My Canadian Pharmacy on hijacked servers as usual

Received spam from "The United States National Medical Association", us-nma.com, explaining how many online pharmacy shops are unreliable and simply frauds... well who else than the spammers themselves has first hand knowledge of this.

When clicking on us-nma.com link in the message you are instead redirected twice. First to www.fadesuntuides.com/?EILJSMWFxVW3VSXUFRQlhGHVdaXA== and then from there to ahoplicaner.com which is a My Canadian Pharmacy site, not to be confused with Canadian Pharmacy sites.

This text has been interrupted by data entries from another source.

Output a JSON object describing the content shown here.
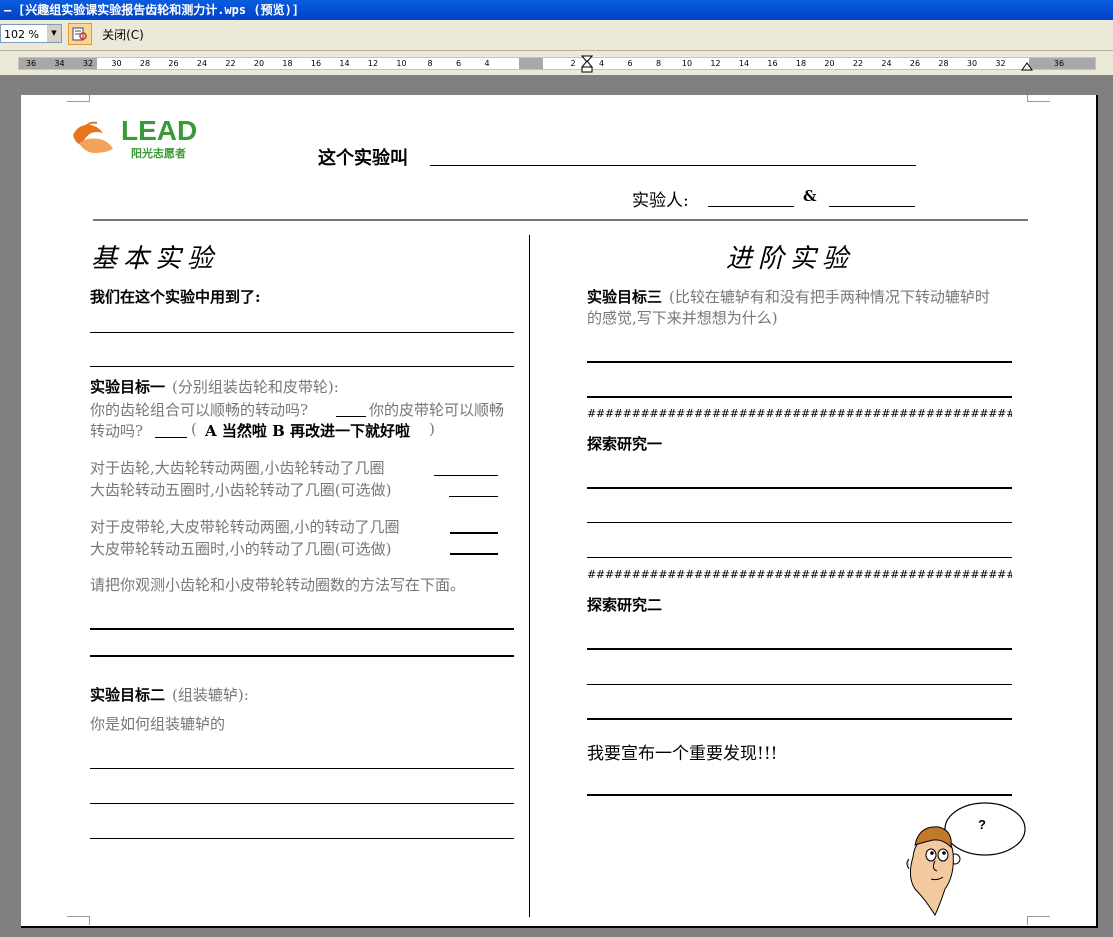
{
  "window": {
    "title": "[兴趣组实验课实验报告齿轮和测力计.wps (预览)]",
    "system_icon": "–"
  },
  "toolbar": {
    "zoom_value": "102 %",
    "print_icon": "print-preview-icon",
    "close_label": "关闭(C)"
  },
  "ruler": {
    "left_ticks": [
      "36",
      "34",
      "32",
      "30",
      "28",
      "26",
      "24",
      "22",
      "20",
      "18",
      "16",
      "14",
      "12",
      "10",
      "8",
      "6",
      "4"
    ],
    "right_ticks": [
      "2",
      "4",
      "6",
      "8",
      "10",
      "12",
      "14",
      "16",
      "18",
      "20",
      "22",
      "24",
      "26",
      "28",
      "30",
      "32",
      "36"
    ]
  },
  "header": {
    "logo_text": "LEAD",
    "logo_subtitle": "阳光志愿者",
    "experiment_name_label": "这个实验叫",
    "experimenter_label": "实验人:",
    "ampersand": "&"
  },
  "left": {
    "heading": "基本实验",
    "used_label": "我们在这个实验中用到了:",
    "goal1_title": "实验目标一",
    "goal1_desc": "(分别组装齿轮和皮带轮):",
    "goal1_q1": "你的齿轮组合可以顺畅的转动吗?",
    "goal1_q2": "你的皮带轮可以顺畅",
    "goal1_q3": "转动吗?",
    "goal1_options_open": "(",
    "goal1_options": "A 当然啦   B 再改进一下就好啦",
    "goal1_options_close": ")",
    "gear_q1": "对于齿轮,大齿轮转动两圈,小齿轮转动了几圈",
    "gear_q2": "大齿轮转动五圈时,小齿轮转动了几圈(可选做)",
    "belt_q1": "对于皮带轮,大皮带轮转动两圈,小的转动了几圈",
    "belt_q2": "大皮带轮转动五圈时,小的转动了几圈(可选做)",
    "method_prompt": "请把你观测小齿轮和小皮带轮转动圈数的方法写在下面。",
    "goal2_title": "实验目标二",
    "goal2_desc": "(组装辘轳):",
    "goal2_q": "你是如何组装辘轳的"
  },
  "right": {
    "heading": "进阶实验",
    "goal3_title": "实验目标三",
    "goal3_desc1": "(比较在辘轳有和没有把手两种情况下转动辘轳时",
    "goal3_desc2": "的感觉,写下来并想想为什么)",
    "hash_line": "##################################################################################",
    "explore1": "探索研究一",
    "explore2": "探索研究二",
    "announce": "我要宣布一个重要发现!!!",
    "thought_mark": "?"
  },
  "colors": {
    "titlebar": "#0a5ddf",
    "logo_green": "#3a9a3a",
    "logo_orange": "#e8741e",
    "gray_text": "#777777"
  }
}
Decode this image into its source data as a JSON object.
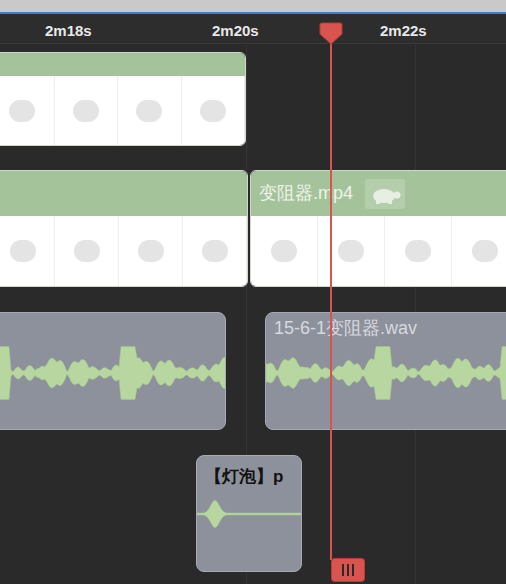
{
  "ruler": {
    "ticks": [
      "2m18s",
      "2m20s",
      "2m22s"
    ]
  },
  "tracks": [
    {
      "kind": "video",
      "clips": [
        {
          "retimed": false
        }
      ]
    },
    {
      "kind": "video",
      "clips": [
        {
          "retimed": false
        },
        {
          "name": "变阻器.mp4",
          "retimed": true
        }
      ]
    },
    {
      "kind": "audio",
      "clips": [
        {},
        {
          "name": "15-6-1变阻器.wav"
        }
      ]
    },
    {
      "kind": "effect",
      "clips": [
        {
          "name": "【灯泡】p"
        }
      ]
    }
  ]
}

Fadesuntuides.com is registered at Xin Net Technology Corporation, www.xinnet.com, not surprisingly with forged registratation information. A complaint is sent to them. The domain is used in a botnet so it resolves to different addresses with a few minutes interval. Too much work to report them all as they can be large amount of zombie computers.

Regarding the My Canadian Pharmacy site then the SpamWiki has dissected this, so read more here: spamtrackers.eu/wiki/index.php?title=My_Canadian_Pharmacy

The domain ahoplicaner.com is registered at 1-887NameBid.com LLC, 1-877NameBid.com. The domain information used is very likely to be forged because it's the address of one of the directors of the Kentucky Secretary of State and I doubt she is involved in spamming. A complaint was sent that they chosed to delete without reading, I have reminded them that I will report that fact here to see if they change their mind.

As usual then My Canadian Pharmacy are using more servers to host their site and probably all of the frontend servers we see are hijacked. Site itself is located 195.87.6.3 which is assigned to Koc Net, Turkey, www.koc.net. Images is placed on a range of addresses all at port 8080: 212.174.224.6, 66.134.243.54, 85.92.131.183, 202.82.16.25, 193.95.254.71. Abuse reports have been sent to hosting/network providers assigned to all of the 6 addresses.

I mentioned that the redirection to www.ahoplicaner.com was done from the address fadesuntuides.com/?EILJSMWFxVW3VSXUFRQlhGHVdaXA== and this of course made me curious to see what showed up if you just went to fadesuntuides.com... another redirection this time to aztxobzipyijon.com which is a Health Nation site.

So it appears we have a spammer here which is probably running mailing campaigns for both these sites. There is quite a lot to report about this Health Nation site as it's the first time I see that one so I will leave that for a seperate post.

1 comment:

Anonymous said...

There are more of these -- just got spam email for http://bandmount.cn
also had a bogus charge on my credit card on www.meds2k.com - so now I am looking for these sites and wondering if they are the same.